Well, you’re not alone, though most web traffic is mobile, not all actions are taken on your site like making a purchase come from mobile, they’re on a desktop or laptop.
In Today’s Podcast We’re Going to Look at:
- The importance of creating a great experience both on mobile and other devices.
- Why the Bounce Rate (the rate at which people land on your page and immediately leave) is no longer just a google thing.
- How your Facebook ads performance is being affected because of poor user experience and costing you dearly.
Instant Gratification is the reason behind why your landing pages need to load faster, young Millennials and Gen Z want things NOW.
We live in a world that moves at an increasing pace and that’s been exacerbated by access to technology.
Many of us go online to a Zando or Takealot, order something and expect it to arrive the next day with some choosing the option of Next-day Delivery – we want it now!
On social media, we post a picture of us hanging out with family and friends or a recent holiday, immediately we expect a ton of likes, shares or comments:
We want it now!
People have very little patience and getting things at speed is the name of the game.
Page Load Time And Your Website
This brings me to why the time it takes for your page to load is important, here’s a Google study of mobile page speed done in 2017 and the results.
It’s clear that for every second longer your page takes to load, you’re losing more people.
If you couple that with a bad user experience, people will be dropping off like flies.
If someone is going to have a bad experience on their mobile, they’re likely to visit your page from a desktop or tablet, assuming your product or service is something worth checking out again.

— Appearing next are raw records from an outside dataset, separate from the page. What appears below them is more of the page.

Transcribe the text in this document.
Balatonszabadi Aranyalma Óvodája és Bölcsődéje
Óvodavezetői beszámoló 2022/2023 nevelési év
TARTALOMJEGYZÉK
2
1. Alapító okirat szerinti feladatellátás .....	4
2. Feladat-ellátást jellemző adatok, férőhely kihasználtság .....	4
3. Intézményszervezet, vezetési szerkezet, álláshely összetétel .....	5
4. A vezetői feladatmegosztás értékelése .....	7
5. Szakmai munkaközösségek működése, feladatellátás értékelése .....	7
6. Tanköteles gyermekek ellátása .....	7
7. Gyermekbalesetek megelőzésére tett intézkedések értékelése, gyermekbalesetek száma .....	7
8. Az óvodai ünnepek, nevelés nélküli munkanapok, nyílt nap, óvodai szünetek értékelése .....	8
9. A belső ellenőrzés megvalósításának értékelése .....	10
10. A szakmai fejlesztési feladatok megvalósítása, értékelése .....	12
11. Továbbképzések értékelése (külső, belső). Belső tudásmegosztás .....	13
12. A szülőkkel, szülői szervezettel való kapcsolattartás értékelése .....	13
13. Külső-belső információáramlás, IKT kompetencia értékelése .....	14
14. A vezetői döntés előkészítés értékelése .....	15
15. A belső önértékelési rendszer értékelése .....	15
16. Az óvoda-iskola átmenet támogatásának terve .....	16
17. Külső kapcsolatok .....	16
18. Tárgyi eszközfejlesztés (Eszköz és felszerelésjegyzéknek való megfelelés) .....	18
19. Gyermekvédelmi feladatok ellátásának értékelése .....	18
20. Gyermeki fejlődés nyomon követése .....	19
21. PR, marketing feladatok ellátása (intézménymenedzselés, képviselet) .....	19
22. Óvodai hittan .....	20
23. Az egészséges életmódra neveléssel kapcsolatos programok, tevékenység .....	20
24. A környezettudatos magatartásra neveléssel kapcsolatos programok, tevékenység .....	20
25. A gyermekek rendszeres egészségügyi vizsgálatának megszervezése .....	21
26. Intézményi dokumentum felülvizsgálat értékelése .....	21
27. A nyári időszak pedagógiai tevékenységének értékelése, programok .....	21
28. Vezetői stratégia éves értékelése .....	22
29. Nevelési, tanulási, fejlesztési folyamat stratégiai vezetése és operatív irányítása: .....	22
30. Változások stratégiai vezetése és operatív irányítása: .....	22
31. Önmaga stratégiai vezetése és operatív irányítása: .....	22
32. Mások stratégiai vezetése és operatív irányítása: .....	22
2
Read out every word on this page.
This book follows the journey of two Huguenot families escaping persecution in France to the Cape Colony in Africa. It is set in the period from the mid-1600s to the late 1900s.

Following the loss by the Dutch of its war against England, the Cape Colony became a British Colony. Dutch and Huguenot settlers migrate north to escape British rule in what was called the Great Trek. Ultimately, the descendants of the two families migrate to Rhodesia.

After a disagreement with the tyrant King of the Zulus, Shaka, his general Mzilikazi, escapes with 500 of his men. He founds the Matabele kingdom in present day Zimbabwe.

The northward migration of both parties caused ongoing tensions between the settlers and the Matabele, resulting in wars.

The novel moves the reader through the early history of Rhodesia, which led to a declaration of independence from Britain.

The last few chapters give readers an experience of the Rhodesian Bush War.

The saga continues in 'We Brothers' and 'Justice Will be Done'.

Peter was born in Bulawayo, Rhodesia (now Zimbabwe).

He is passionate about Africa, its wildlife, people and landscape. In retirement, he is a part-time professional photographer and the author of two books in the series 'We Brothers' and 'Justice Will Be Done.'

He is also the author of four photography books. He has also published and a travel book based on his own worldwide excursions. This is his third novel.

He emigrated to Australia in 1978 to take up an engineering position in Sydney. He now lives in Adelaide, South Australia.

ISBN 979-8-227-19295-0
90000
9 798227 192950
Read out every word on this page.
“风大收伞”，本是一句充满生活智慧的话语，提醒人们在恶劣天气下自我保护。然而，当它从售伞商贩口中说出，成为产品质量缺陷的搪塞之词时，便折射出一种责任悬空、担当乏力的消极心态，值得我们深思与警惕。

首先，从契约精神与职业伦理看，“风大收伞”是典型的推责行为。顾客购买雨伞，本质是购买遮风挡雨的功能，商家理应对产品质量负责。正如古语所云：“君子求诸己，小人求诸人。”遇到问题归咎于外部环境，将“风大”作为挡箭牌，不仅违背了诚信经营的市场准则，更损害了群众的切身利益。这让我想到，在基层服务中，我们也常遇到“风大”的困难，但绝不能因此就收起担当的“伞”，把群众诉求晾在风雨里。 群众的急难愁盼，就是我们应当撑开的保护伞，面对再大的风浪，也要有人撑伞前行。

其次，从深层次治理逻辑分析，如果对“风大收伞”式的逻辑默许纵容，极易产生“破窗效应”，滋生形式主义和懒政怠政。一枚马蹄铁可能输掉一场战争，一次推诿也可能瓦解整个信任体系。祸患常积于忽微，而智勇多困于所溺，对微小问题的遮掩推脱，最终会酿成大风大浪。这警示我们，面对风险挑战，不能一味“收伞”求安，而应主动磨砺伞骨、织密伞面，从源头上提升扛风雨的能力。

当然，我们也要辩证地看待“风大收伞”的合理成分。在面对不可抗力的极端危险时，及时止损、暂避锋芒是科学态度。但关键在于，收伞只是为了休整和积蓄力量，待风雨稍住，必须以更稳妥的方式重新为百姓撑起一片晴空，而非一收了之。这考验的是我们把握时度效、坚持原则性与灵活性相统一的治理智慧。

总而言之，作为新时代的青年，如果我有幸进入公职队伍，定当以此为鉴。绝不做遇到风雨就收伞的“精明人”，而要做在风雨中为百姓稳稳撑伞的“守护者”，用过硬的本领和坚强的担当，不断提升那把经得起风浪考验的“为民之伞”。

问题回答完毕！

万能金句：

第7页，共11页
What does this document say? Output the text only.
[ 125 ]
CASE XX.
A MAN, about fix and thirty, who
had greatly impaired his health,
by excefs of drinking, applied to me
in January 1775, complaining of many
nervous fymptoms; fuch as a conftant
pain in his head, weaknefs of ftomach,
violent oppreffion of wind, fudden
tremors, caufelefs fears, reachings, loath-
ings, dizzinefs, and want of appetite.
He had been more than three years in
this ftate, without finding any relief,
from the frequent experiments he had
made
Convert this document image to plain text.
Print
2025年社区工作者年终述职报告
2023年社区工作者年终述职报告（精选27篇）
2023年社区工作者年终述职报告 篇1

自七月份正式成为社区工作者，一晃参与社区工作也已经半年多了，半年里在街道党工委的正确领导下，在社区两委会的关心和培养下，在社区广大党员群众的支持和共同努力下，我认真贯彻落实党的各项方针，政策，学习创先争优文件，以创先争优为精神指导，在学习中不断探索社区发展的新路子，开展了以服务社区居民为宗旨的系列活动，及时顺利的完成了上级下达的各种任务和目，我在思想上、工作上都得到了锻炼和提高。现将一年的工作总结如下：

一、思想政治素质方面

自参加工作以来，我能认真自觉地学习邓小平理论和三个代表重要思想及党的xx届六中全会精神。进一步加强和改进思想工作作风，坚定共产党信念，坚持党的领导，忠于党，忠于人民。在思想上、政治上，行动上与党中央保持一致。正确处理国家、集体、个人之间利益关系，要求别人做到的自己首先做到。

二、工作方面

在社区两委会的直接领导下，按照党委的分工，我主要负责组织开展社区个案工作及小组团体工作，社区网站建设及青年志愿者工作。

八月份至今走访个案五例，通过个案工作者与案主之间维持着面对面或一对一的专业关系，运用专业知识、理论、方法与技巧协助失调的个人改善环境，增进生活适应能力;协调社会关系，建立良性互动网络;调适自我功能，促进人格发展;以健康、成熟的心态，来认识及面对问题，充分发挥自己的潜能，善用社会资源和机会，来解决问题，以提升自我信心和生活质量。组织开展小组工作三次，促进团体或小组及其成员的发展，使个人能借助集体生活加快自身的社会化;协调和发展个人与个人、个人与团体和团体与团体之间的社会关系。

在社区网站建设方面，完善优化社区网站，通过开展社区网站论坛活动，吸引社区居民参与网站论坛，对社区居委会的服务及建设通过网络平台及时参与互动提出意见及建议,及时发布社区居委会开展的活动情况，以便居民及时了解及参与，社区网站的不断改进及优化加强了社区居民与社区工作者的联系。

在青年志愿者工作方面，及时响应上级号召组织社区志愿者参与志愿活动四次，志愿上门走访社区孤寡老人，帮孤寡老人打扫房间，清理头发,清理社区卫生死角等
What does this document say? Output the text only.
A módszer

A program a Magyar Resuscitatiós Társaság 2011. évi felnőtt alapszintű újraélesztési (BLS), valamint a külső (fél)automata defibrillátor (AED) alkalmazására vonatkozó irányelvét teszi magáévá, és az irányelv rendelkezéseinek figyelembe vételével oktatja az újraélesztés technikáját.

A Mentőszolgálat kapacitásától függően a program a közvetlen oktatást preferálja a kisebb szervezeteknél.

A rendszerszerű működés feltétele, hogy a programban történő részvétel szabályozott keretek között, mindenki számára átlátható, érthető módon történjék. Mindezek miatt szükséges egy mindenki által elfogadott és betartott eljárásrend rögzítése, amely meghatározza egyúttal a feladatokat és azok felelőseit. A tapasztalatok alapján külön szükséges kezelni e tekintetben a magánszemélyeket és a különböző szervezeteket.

But when people start to leave for the desktop experience instead then your bounce rate will increase which is a negative signal not only to Google, but now to Facebook as well.
People use multiple devices today to access your website and that’s why you must look at your omni-channel experience.
Does my mobile landing page provide the same great experience as the website version?
Is it difficult to find the ‘Buy Now’ button or does it struggle to show all the items you have in your shopping basket?
Facebook is Penalizing Ads (or advertisers) That Send People to Pages That Load Slowly AND Present an Overall Bad User Experience.
The social giant wants to continue giving its users on the platform a great user experience, from the time they’re on the network right through to clicking an ad and leaving.
This is both good and bad.
The good 🙂: Facebook users will continue visiting and using the social network more often (more eyeballs for advertisers) because the experience even with ads continues to be a good one, they want users to keep coming back more often.
The bad 😟: Advertisers need to work a lot harder to get their ads delivered and two things will happen 1) Your advertising costs will rise because of the negative ad experience. 2) They will be seen by less people because it will get minimal reach.
The warning signs👇
If you get a message like this👇, you have some work to do:
If you thought the After-Click experience didn’t matter, it’s time to seriously rethink which site you’re sending people to.
So, How Do We Know Whether We’re Sending People to a Great Experience or Not From Facebook?
You need to focus on Landing Page views vs Link Clicks, in addition to the Relevance Score your ads are given this will tell you how well your ads are performing.
For example, if you have 200 link clicks on your ad but only 50 Landing page views (50 people view your page), that’s a bit of concern.
It means the majority of people are bouncing off from seeing your page because of one reason or the other.
This is when you need to take a deep look at your website from speed to user experience and mobile-friendliness.